We can then check the outputs in our STM32F3348Discovery board accordingly. Compare 1 and Compare 2 registers will be used later since it will determine the duty cycle of the PWM, currently it is set to 9216 which half of the Period Register of the HRTIM Timer B (18432). The Repetition Counter is set to 15 where in you need to add one to get the actual repetition counter which is 16.

Fig. 2
PA11 HRTIM Timer B Output @250kHz and Repetition IRQ

The deadtime rising value and falling value is currently set to 0xE6 which results to a 180ns of dead time. Hence assuring us that both complementary MOSFET will be conducting at the same time 

Fig. 3
Dead Time Setting of the Complementary HRTIM Timer B Output

At this point we can then use the HRTIM Timer B Comp1 value to change the Duty Cycle of the PWM outputs that is connected to the MOSFETS. Timer B Compare 1 is being changed every time the Repetition IRQ is being fired, with the sine wave block with a bias value of the 50% duty cycle to a certain arbitrary value of 2000

DAC (Digital to Analog Conversion)

Setting up the DAC is quite simple, what the STM32 DAC simulink block would require is the values that you want to output. Hence puting a value of 0xFFF (12bit) would result to a 3.3 volt. This is based on the Vref  that is used, and by default the board should be using a 3.3volt as a reference voltage. I am adding in a DAC to the current setup so that I can be able to monitor the Duty Cycle percentage and the Voltage Output of my Boost Converter on the oscilloscope and use it for the System Identification toolbox to get a transfer function out of it.

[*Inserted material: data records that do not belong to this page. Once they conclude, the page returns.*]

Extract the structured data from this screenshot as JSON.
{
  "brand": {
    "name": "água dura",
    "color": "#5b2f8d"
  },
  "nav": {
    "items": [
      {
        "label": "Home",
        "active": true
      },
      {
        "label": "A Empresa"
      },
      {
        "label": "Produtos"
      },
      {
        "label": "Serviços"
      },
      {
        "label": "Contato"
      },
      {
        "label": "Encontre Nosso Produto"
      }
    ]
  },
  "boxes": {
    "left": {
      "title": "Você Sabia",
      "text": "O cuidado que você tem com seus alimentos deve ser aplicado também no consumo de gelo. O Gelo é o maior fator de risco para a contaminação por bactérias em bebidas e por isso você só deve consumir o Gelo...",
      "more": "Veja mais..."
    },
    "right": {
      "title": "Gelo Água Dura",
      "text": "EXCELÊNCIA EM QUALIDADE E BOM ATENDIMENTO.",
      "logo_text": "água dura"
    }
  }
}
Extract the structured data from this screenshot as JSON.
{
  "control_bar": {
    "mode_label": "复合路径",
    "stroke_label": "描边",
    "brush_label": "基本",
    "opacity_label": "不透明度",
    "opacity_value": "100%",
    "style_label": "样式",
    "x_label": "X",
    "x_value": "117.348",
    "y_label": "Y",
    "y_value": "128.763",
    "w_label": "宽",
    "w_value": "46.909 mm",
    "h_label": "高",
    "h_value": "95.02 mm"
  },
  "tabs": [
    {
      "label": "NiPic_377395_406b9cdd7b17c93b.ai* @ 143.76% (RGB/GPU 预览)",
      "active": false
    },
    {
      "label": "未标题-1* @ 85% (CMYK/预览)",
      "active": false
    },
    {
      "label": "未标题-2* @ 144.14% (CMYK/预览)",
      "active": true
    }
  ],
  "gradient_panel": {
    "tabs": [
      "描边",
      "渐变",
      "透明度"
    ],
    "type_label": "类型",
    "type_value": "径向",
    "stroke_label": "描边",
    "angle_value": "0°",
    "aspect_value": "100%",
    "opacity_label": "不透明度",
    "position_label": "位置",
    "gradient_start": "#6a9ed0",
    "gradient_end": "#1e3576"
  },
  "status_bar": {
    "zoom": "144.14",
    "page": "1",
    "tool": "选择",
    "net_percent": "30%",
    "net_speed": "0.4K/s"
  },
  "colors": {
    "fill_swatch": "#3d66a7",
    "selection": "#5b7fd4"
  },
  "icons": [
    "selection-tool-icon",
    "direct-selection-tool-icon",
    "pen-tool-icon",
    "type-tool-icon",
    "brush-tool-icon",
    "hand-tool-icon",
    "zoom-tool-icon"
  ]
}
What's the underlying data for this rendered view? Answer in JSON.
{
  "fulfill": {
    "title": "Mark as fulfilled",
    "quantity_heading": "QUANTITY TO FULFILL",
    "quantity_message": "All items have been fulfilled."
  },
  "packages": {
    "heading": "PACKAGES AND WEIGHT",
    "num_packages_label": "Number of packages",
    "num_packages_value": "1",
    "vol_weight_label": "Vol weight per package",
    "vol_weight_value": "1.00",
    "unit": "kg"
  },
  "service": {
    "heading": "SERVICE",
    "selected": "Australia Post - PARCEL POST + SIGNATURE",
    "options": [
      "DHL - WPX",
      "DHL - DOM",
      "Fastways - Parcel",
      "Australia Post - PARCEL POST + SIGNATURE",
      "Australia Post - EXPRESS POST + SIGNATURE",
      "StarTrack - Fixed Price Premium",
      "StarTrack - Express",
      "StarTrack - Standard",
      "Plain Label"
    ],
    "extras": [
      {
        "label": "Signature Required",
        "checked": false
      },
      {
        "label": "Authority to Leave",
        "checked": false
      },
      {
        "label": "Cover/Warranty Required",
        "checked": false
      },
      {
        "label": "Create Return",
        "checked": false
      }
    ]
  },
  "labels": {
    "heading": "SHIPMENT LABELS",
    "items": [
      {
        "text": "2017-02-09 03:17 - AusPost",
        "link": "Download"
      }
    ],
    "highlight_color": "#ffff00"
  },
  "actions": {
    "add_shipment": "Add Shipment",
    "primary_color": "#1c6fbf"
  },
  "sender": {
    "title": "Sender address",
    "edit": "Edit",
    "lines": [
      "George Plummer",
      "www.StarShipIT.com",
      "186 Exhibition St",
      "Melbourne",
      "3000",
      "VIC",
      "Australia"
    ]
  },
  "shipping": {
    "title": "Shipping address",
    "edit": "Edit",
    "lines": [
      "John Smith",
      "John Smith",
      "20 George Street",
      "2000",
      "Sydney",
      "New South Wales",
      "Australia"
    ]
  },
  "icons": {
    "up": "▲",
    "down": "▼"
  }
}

3.3 Volt  == 4096 == 100% duty cycle

Fig. 4
Setting up the DAC with conversions

The output of the sine wave block would be in values range in 0  to 18432 in which we need to convert it to 0 to 4096 range because the DAC only understands 12 bit (2^12 == 4096)

Fig. 5
DAC output, 3.3Volts == 100% Duty Cycle

ADC (Analog to Digital Converter) - 12bit

This is the last of the peripherals that we want to check, as stated in the Application Note the ADC is being checked every time the Repetition IRQ is being fired. In order to follow the AN4449 

Fig. 6
Where ADC Block read is placed

GPIO (General Purpose Input / Output)

As stated in the previous article we just need to set the PA8 to High and PA9 to Low. We just place it in our model.

Summary

Now we have already checked on all the peripherals needed for our objective. To recall the main purpose of this blog series is we can implement a closed loop Boost Converter Switch Mode Power Supply with the STM32F3348 Discovery board. The next steps we will now do is to make an open loop boost converter first. Which means that if ever I set the duty cycle on a certain value (0%-100%) and then check what is the output of our boost converter.